WILMINGTON, N.C. (WECT) – Blue crab harvest limits proposed by the North Carolina Division of Marine Fisheries could increase seafood prices for Cape Fear area customers, according to local restaurant owners.
The state agency proposed the limits because officials say the blue crab population is declining. The restrictions were scheduled for a vote at the division’s November meeting but were removed from the agenda by the chairman.
However, many in the crabbing industry said they don’t think the issue is fully “dead in the water.”
“I am 1,000% sure it’s going to come back up next year,” said an advisor for the North Carolina Coastal Counties Fisheries Coalition, Steve House.
Under the proposed changes, commercial crabbers in southeastern North Carolina would be limited to harvesting 15 bushels per trip during the fall season. Commercial crabbers currently harvest close to 50 bushels per trip on average.
Sam Romano, co-owner of Seaview Crab Company in Wilmington, said the limits would affect his business. Price increases would be inevitable if the limits pass.
“People come in here specifically for crabs, so we try to have them pretty much year around,” Romano said. “If we were cut back, invariably prices would go up.”
Romano said he believes most of the crabbing industry opposes the proposed restrictions.
“Probably zero crabbers really would be behind something like this because it is quite a change for us to deal with,” he said. “When you chip away at us slowly, we call it the death of a thousand cuts.
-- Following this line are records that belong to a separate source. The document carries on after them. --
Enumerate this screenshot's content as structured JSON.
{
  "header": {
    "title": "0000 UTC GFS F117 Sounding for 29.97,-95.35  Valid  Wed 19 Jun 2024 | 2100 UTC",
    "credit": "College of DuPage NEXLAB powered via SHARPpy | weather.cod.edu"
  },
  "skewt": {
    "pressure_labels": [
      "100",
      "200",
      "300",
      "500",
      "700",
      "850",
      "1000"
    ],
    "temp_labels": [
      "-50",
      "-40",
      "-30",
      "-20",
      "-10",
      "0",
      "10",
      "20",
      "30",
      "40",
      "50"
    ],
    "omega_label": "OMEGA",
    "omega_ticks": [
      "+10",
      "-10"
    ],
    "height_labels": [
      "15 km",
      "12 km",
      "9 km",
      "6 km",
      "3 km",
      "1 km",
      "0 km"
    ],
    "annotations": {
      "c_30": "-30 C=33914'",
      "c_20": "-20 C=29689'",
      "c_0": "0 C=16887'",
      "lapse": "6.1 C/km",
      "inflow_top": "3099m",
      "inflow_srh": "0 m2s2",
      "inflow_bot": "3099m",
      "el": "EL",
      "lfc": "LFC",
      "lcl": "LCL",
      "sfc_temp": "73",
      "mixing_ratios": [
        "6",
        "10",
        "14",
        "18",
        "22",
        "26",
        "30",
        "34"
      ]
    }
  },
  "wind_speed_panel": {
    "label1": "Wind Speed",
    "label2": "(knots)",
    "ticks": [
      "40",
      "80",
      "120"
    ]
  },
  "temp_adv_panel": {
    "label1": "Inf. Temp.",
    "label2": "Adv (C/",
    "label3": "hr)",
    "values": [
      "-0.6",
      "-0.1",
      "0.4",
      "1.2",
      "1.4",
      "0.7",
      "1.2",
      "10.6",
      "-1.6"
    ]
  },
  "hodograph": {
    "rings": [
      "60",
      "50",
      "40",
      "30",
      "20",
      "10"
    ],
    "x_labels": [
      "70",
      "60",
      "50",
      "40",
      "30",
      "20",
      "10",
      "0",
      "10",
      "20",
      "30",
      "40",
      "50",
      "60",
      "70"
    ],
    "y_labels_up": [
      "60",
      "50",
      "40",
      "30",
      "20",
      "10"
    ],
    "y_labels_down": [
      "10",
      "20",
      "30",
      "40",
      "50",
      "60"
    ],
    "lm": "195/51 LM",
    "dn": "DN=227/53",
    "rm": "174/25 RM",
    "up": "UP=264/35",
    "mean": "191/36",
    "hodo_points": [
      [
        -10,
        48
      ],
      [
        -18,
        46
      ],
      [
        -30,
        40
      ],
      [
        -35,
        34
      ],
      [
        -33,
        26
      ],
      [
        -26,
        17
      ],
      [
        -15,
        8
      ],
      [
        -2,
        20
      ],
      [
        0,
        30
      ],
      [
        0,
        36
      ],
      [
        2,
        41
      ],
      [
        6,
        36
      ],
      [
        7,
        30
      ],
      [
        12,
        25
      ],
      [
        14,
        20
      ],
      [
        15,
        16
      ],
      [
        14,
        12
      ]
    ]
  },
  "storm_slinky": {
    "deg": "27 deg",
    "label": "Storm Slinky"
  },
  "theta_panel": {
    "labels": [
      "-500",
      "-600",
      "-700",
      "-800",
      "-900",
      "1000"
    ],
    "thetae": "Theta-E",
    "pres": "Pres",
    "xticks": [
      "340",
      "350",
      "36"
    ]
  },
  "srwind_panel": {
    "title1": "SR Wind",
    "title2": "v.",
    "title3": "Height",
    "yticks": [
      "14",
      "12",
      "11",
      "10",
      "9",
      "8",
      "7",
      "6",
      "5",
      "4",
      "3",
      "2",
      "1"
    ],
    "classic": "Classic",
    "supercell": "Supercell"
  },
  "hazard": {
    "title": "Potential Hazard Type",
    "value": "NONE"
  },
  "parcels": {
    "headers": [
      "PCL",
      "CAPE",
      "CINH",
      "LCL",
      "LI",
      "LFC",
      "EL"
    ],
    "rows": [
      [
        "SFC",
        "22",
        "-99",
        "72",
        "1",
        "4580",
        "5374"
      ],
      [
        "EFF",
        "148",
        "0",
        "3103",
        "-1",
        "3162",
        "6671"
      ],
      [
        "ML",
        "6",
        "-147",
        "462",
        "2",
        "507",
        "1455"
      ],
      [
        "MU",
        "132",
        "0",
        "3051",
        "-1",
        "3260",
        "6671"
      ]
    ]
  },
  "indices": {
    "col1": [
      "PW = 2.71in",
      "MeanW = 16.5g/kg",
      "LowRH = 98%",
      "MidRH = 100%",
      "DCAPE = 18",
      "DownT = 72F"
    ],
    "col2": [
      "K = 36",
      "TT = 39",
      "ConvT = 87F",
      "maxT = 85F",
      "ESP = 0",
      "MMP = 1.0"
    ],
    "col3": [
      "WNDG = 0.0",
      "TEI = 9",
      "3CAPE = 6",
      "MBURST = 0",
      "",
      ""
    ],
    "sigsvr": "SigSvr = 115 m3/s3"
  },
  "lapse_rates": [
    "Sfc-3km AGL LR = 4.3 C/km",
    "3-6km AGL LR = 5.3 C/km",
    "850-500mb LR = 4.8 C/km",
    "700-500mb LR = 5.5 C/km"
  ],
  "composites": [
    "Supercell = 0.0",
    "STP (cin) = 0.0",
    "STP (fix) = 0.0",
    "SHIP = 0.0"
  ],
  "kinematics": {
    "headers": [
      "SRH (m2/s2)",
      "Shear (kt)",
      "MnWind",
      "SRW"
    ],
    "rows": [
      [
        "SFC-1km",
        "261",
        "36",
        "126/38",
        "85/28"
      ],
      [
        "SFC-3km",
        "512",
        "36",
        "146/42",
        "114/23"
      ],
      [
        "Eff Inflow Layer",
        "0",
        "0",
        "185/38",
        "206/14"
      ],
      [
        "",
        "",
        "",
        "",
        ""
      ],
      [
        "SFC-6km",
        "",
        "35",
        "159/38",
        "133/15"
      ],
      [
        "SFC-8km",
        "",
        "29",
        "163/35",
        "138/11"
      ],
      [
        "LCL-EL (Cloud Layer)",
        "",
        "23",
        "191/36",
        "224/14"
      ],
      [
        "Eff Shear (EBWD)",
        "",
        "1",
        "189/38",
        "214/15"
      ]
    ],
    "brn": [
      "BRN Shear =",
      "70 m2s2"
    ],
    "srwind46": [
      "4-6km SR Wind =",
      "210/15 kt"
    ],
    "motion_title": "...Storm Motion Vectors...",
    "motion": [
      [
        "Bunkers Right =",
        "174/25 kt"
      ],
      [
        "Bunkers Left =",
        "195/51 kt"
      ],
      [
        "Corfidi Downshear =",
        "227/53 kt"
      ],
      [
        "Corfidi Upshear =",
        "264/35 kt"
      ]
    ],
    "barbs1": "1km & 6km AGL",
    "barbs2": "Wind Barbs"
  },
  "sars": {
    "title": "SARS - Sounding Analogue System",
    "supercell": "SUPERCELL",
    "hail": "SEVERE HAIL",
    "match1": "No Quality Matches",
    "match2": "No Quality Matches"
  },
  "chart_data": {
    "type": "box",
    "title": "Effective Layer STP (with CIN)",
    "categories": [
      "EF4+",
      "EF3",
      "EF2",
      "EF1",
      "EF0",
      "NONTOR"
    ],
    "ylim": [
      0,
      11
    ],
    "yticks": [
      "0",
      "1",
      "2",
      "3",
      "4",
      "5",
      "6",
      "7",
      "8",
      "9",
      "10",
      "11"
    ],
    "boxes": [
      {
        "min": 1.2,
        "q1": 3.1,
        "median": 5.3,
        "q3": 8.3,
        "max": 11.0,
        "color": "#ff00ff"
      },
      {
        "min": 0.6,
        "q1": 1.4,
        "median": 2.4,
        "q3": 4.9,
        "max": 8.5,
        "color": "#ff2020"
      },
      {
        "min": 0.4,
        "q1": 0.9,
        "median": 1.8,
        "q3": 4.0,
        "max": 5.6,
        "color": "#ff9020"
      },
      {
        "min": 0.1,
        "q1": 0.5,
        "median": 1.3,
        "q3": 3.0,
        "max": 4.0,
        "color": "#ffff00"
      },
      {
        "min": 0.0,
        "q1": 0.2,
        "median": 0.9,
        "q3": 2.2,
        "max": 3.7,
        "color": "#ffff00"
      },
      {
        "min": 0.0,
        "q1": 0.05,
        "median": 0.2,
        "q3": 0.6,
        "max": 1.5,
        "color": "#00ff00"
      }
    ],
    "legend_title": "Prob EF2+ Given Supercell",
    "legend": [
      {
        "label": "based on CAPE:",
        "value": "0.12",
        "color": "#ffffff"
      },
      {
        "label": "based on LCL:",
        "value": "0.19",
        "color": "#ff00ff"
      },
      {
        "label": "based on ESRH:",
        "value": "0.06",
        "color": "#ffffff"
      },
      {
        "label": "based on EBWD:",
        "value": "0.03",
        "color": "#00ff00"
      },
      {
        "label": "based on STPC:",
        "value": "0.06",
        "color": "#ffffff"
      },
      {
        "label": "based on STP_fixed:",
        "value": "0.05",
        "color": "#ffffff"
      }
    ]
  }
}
We’ve faced so many different rules and impactful decisions as fisherman that it just seems like it’s just more on top of us.”
Romano said it’s these restrictions that are also discouraging younger generations from getting involved in the fishing and crabbing industries. House agreed.
“If you look across the board, mainly our youngest fishermen that are out there commercial fishing are well in their forties,” House said.
House said the coalition believes other factors contribute to declining blue crab populations, including water quality, natural predators and even invasive species like the blue gill catfish. They do not believe overfishing is the primary cause.
“We’ve asked them [Division of Marine Fisheries] time and time again, have your biologists come on the boats with our fishermen and our crabbers and we’ll show you what’s going on out there because what they’re saying in their data does not meet what our fishermen and crabbers are seeing on the water,” House said. “It’s not an overfishing situation. It’s more of a water quality situation. If they actually did water quality situation testing, they would see it’s not our fishermen just pulling crabs out of the water.”
He also questions their data that points to the population declining.
“Where they’re basing their information on is a stock assessment that was done in 2016,” House said. “And they’ve done stock assessments since then. However, those stock assessments did not meet peer review.”
WECT reached out to the North Carolina Division of Marine Fisheries, but did not hear back by publication.